“No, we just don’t know his motivations yet,” Ally replied. “We’ll get there.”
She still wasn’t sure her past was something she wanted to remember. All those deaths—all that dying. And why? Because whatever the alternative was, she had decided it was worse. That learning the truth about herself and her fate was so bad…that the grave was a better option.
But it had to stop somewhere.
Set us free.
“Here we are.” Rinaldo reached the end of one of the aisles. There, at the end of the row, on a table pressed up against the wall…was a corpse.
But not like any corpse she had ever seen before in her life.
It was a skeleton—nothing left of the flesh or tendons that had held the body together in life was left behind. But it had been carefully reassembled to be lying upon a row of pillows and cushions in full repose.
And it was covered in gold and jewels. Rubies, leafed in pure gold and bedecked in shining emeralds were placed into the empty sockets. Even the teeth were inlaid with precious metals. It wore a crown, and its skeletal frame was clothed in shining tapestries and cloth. And every ounce of bone was coated in gold…as if it had been dipped in the substance and then wired together once it was done.
Rinaldo stepped aside. Ally stayed close to the end of the aisle. It…this was what they had brought her to see. A golden skeleton, wreathed in easily tens of thousands of dollars in glittering diamonds, sapphires, emeralds, rubies, pearls, and opals.
“Wh…what is this?” She didn’t want to get any closer. Not until she knew.
“Made to look like a catacomb saint.” Rinaldo leaned back against the shelf and looked away from the golden skeleton like the sight of it bothered him. “During the Reformation—when people got really pissed about holy relics and went around destroying them all—the Vatican dug up old skeletons from beneath the city here to be shipped around to churches bedecked like this. Said they were the bodies of old Christian martyrs. Most of them are fake. Some’ve been destroyed, some are still around as morbid attractions.”
“And this one?”
Rinaldo jerked his head toward the skeleton. “Ask him yourself.”
Maggie stared at the older priest and raised her voice above a whisper for the first time since she had set foot in the creepy vault of dangerous and spooky things. “Excuse the fuck out of me?”
“Princess…my princess…”
She froze. A feeling like ice water rushed down her spine. She stared at the skeleton—it hadn’t moved. It hadn’t done anything. But it had somehow talked. The voice was a haggard, tired whisper. But it had definitely come from the gold-coated corpse.
But that wasn’t why adrenaline was ripping through her like wildfire. Like she wanted to turn on her heel and run for her life.
It was because she knew that voice.
She didn’t know how. She didn’t know from where.

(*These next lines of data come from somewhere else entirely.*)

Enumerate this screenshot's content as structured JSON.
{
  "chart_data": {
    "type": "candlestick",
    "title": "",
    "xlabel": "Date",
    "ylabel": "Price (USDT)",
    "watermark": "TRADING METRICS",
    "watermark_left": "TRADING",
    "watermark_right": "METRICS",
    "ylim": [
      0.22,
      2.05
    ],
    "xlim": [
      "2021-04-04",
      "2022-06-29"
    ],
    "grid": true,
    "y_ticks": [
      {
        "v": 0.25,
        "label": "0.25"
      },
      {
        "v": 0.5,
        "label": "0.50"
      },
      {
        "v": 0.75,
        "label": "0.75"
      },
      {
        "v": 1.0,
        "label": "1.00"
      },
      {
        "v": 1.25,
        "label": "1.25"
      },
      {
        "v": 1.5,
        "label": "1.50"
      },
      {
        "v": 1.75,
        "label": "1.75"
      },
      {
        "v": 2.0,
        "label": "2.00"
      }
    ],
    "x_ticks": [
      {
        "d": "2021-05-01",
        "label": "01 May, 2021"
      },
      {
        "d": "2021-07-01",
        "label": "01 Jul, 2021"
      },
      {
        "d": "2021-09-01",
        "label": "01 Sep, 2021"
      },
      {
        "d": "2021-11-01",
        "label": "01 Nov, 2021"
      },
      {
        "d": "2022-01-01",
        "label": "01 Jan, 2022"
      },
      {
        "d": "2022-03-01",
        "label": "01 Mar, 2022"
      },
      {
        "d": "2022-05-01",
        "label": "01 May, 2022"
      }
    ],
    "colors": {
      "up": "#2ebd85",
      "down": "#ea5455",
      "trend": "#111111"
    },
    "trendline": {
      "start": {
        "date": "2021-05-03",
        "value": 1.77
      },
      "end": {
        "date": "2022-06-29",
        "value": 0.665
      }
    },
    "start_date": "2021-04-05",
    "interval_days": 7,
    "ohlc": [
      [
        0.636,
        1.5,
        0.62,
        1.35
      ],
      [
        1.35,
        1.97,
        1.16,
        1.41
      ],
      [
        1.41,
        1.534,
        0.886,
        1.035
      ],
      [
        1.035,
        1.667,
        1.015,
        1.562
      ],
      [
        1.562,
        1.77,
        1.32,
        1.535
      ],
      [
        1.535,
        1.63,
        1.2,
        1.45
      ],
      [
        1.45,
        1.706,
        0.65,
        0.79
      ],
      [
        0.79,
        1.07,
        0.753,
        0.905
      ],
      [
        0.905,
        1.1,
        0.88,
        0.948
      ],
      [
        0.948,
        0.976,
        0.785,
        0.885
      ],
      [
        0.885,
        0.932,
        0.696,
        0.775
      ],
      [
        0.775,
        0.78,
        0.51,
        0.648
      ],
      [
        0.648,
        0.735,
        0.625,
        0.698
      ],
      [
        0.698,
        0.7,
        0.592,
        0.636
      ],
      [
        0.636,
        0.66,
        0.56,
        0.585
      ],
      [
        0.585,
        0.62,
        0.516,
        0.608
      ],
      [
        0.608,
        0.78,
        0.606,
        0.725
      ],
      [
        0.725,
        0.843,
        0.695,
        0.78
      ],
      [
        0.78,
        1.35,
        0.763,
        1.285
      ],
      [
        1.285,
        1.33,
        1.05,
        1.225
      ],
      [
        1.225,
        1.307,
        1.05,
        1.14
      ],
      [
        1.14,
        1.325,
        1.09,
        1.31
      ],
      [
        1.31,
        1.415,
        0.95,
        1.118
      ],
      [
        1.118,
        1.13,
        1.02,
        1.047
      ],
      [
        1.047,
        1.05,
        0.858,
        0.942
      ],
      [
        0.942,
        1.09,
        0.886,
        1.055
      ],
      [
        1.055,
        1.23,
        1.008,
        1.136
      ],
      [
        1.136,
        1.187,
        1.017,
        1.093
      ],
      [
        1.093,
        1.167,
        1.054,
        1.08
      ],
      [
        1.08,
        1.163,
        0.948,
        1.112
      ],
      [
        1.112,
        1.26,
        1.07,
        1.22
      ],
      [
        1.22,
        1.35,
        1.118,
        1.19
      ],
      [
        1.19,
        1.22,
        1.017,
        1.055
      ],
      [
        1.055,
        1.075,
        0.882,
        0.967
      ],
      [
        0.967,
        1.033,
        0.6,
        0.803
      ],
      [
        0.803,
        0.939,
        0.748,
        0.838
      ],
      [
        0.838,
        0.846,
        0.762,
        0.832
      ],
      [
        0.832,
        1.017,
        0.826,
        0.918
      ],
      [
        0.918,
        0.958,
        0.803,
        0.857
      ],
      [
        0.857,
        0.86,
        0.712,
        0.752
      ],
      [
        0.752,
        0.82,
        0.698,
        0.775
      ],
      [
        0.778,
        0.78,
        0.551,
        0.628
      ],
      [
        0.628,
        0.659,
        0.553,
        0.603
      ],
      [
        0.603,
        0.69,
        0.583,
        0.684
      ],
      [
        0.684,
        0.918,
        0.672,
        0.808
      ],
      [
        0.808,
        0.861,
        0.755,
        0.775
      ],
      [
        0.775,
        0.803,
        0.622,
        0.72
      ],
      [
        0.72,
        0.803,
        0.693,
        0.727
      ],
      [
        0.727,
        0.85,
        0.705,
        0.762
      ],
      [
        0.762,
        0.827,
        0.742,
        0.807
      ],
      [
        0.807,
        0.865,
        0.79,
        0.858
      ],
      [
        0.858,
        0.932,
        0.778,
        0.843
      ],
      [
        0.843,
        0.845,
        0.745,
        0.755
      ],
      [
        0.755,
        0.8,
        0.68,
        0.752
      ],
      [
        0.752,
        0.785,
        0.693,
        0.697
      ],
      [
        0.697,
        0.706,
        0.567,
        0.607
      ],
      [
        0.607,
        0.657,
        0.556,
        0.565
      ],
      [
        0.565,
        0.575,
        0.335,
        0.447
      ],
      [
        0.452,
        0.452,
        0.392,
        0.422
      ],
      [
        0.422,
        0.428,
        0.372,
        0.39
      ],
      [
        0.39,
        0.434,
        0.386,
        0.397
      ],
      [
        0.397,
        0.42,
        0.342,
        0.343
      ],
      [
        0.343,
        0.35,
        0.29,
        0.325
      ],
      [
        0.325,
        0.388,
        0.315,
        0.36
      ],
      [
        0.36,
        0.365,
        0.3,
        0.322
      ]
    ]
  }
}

But she knew she recognized it. Whoever it was whose remains had been so morbidly put on display by a craftsman, she didn’t know. But she knew him all the same. Suddenly she was shaking, trembling like a leaf, and she didn’t know what to say or do in response. She just stared, wide-eyed and horrified—and felt caught like a deer in headlights.
She was terrified.
And she didn’t know why.
Ally sighed. “Gabriel was right.”
Rinaldo swore quietly. “I hate it when he’s right. Always gets us into trouble. Look…Maggie. This thing—this monstrosity—hasn’t talked for two hundred years. It went quiet. But before then, all it could talk about was the ‘princess and the necromancer.’ Saying that Faust would come for his Marguerite. We thought he was referencing the poem, even if it was after his time, but…then when you turned up, well, we put two and two together.”
“Princess—my beloved princess…it has been so long. Is it really you?” The rasping voice called out to her. She could almost picture the bony, golden hand stretching out to touch her, although it didn’t move.
Maggie was covered in cold sweat as her body battled the terror that was still coursing through her veins. “Wh…who…?” She couldn’t muster anything more. That voice. It cut through her like a hot knife through butter. She felt ripped open, like it was her bones on display, not his.
“We don’t know…we were hoping maybe he’d tell you. The Order hasn’t gotten anything out of him except the ravings of a lunatic since he’s been here.”
“F…” She paused and forced herself to breathe. She felt lightheaded, and she didn’t realize until she was dizzy that she had forgotten to do just that. “How…long?”
“Vatican records say he has been here for about four hundred years. Give or take. 1602?” Ally chewed her lip. “Are you all right, Maggie?”
“No. No, I’m not.” She couldn’t take her eyes off the skeleton. She could feel it calling to her—begging her—a desperate and silent cry for her to step closer. “Can…can I do this in private, please?”
Rinaldo and Ally exchanged glances. Ally nodded. Rinaldo clearly seemed upset by this and grunted. It seemed the lack of full trust went both ways between Maggie and the holy warriors. But Ally leveled a glare at Rinaldo which could only be produced by a woman in a relationship, and Rinaldo let out a long, frustrated sigh. “Fine,” he relented. “We’ll walk away. But you tell us everything he says—everything you learn. You understand?”